Kinder Morgan (NYSE:KMI) has been enjoying a nice bounce-back year. Shares of the energy company have rallied more than 30%, due in part to its solid quarterly results through the first half of the year. Because of that, the company remains on track to achieve its 2019 growth forecast despite the continued turbulence in the oil market.

The pipeline giant will provide investors with another snapshot of its 2019 performance later this week when it posts its third-quarter results. Here are three things investors should keep an eye on in that report to ensure it remains on track to continue creating value.

A close-up of a pipeline under construction.

Image source: Getty Images.

1. Were its quarterly results on target?

Kinder Morgan has generated $2.5 billion, or $1.10 per share, of distributable cash flow (DCF) through the first half of the year. That's halfway to meeting its budget of $5 billion, or $2.20 per share, of DCF this year, exactly where it expected to be at that point in the year.

Investors will get another data point this week when the company reports its third-quarter results. The company currently expects to generate $1.51 billion, or $0.51 per share, of DCF during that period, or about 23% of the annual total. Ideally, the company will hit that target. If it misses, investors should see what caused the issues. During the second quarter, for example, the company came in slightly below budget due to problems at its bulk terminal business, where volumes fell compared to the prior-year period. If the company misses again, its full-year results might come in below budget, which could cause its stock to give back some of this year's gains.

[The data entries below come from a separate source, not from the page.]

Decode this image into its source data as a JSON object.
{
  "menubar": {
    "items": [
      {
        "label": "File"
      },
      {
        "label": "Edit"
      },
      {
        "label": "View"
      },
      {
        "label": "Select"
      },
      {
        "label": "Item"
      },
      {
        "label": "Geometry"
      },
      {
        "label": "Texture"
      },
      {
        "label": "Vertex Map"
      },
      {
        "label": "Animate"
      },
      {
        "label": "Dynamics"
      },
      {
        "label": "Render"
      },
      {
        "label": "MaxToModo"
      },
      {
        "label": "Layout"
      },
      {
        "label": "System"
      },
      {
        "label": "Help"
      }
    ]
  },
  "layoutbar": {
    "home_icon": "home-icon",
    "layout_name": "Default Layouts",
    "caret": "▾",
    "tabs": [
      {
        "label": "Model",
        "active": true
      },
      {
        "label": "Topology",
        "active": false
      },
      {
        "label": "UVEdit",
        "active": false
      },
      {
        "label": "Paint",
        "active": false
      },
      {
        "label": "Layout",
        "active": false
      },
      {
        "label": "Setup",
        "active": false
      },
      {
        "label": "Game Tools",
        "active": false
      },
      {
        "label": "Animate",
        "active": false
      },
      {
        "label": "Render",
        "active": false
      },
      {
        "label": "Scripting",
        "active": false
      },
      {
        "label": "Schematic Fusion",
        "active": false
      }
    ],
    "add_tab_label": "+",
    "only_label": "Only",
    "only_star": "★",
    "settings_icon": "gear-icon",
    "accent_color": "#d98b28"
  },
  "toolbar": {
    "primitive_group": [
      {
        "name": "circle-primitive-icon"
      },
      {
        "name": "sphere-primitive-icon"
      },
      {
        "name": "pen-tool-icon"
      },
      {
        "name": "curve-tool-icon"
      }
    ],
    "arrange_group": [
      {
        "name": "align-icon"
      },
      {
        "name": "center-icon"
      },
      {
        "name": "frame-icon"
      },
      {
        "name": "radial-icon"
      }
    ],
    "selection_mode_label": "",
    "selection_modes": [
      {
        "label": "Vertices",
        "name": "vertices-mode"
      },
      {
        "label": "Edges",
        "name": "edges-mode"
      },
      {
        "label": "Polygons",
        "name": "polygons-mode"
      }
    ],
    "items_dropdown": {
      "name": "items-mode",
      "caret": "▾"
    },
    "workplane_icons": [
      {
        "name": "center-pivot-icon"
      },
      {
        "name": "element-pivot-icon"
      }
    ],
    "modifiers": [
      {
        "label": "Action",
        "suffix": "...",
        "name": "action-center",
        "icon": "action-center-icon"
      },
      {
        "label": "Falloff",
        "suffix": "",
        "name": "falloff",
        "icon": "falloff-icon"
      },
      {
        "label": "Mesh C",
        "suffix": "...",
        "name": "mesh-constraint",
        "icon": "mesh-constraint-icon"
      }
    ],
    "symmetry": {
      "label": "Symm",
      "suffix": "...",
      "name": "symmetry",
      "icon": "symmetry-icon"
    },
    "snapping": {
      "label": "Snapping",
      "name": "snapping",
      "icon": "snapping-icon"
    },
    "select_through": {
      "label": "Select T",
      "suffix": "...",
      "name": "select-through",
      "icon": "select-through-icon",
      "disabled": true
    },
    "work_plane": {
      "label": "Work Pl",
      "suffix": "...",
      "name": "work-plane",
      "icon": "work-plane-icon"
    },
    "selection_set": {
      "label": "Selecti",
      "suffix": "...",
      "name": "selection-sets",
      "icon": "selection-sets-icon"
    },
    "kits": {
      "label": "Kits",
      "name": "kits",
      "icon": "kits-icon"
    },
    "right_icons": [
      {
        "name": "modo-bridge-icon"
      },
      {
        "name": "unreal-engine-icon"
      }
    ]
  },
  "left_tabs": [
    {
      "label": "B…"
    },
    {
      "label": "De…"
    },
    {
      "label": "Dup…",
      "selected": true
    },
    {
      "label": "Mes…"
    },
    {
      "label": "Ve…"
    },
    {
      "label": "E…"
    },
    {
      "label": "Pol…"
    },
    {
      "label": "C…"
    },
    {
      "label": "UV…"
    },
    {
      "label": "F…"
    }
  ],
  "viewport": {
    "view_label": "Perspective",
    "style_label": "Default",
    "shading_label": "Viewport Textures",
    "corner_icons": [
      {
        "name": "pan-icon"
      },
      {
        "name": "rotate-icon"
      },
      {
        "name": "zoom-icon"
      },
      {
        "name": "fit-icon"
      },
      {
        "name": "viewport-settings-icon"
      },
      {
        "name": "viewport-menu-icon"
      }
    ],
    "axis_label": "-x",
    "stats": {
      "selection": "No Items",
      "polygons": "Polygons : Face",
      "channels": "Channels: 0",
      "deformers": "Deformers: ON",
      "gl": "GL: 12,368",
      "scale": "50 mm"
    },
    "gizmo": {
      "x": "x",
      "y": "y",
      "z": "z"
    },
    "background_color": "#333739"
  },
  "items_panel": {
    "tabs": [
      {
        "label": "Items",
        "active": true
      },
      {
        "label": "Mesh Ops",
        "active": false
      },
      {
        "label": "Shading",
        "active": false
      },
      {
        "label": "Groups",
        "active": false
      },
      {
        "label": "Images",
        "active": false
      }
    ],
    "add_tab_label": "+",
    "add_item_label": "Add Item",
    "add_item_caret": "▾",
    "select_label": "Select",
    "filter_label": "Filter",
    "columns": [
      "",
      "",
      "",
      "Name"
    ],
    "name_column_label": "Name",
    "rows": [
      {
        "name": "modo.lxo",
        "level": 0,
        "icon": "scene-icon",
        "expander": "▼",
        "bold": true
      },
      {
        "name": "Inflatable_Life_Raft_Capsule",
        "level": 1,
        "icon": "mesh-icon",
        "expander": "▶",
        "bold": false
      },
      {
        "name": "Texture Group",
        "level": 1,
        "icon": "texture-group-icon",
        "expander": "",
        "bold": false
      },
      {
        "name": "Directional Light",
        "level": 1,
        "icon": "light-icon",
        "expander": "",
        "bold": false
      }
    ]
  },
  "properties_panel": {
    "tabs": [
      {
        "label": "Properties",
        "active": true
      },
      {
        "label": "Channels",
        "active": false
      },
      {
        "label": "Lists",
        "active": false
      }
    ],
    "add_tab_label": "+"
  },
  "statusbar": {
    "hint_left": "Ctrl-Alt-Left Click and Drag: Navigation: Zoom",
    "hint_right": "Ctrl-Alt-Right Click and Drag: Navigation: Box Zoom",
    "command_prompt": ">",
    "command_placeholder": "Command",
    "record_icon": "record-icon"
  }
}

2. Did it add any more growth projects to the backlog?

Heading into this year, Kinder Morgan had $5.7 billion of expansion projects under construction. The company estimated that it could add another $2 billion to $3 billion of new projects this year, which would give it the fuel to keep growing. It was about halfway from hitting the low end of that range by the end of the second quarter after adding a net $1 billion of new projects in the first half of the year.

Kinder Morgan has already publicly added to that total. In August, it announced that it secured $170 million of new projects to expand its capabilities along the Houston Ship Channel. That puts it a bit closer to its goal for the year.

The company has several other projects in development, including oil pipeline expansions in the Rockies, another gas pipeline out of the Permian Basin, and a range of other smaller projects along the Gulf Coast. Given the importance of securing new expansions to drive future growth, investors should see if the company added more projects to the backlog during the third quarter. If not, then it could fall short of its goal, which could impact its ability to grow in the coming years.

3. What is its progress on exiting Canada?

Kinder Morgan surprised investors in August by announcing that it sealed a deal to sell its stake in its Canadian subsidiary Kinder Morgan Canada (TSX:KML). Canadian midstream company Pembina Pipeline (NYSE:PBA) is acquiring that entity in an all-stock deal. Kinder Morgan will receive about 25 million shares in Pembina, worth about $935 million. In addition to that, Pembina agreed to acquire the U.S. portion of Kinder Morgan's Cochin Pipeline for another $1.55 billion. Kinder Morgan intends to use the initial cash infusion to pay down debt. It plans to eventually sell the shares of Pembina it receives and use the funds to repurchase stock and invest in additional growth projects.

The companies expect the transactions to close either in the fourth quarter or early next year. Ideally, Kinder Morgan won't report any issues that could derail that timeline. That's because it's an important deal for the company. Not only will it strengthen its balance sheet, but it will also simplify its corporate structure and enhance its focus on its core U.S. midstream operations.

More clarity should come this week

Kinder Morgan's third-quarter report should provide investors with a bit more detail on the company's progress this year. They should have a better idea as to whether the company can deliver on its 2019 budget as well as if it can achieve its growth and balance sheet goals. If the quarter was successful on all fronts, then the stock could have more fuel to continue rallying.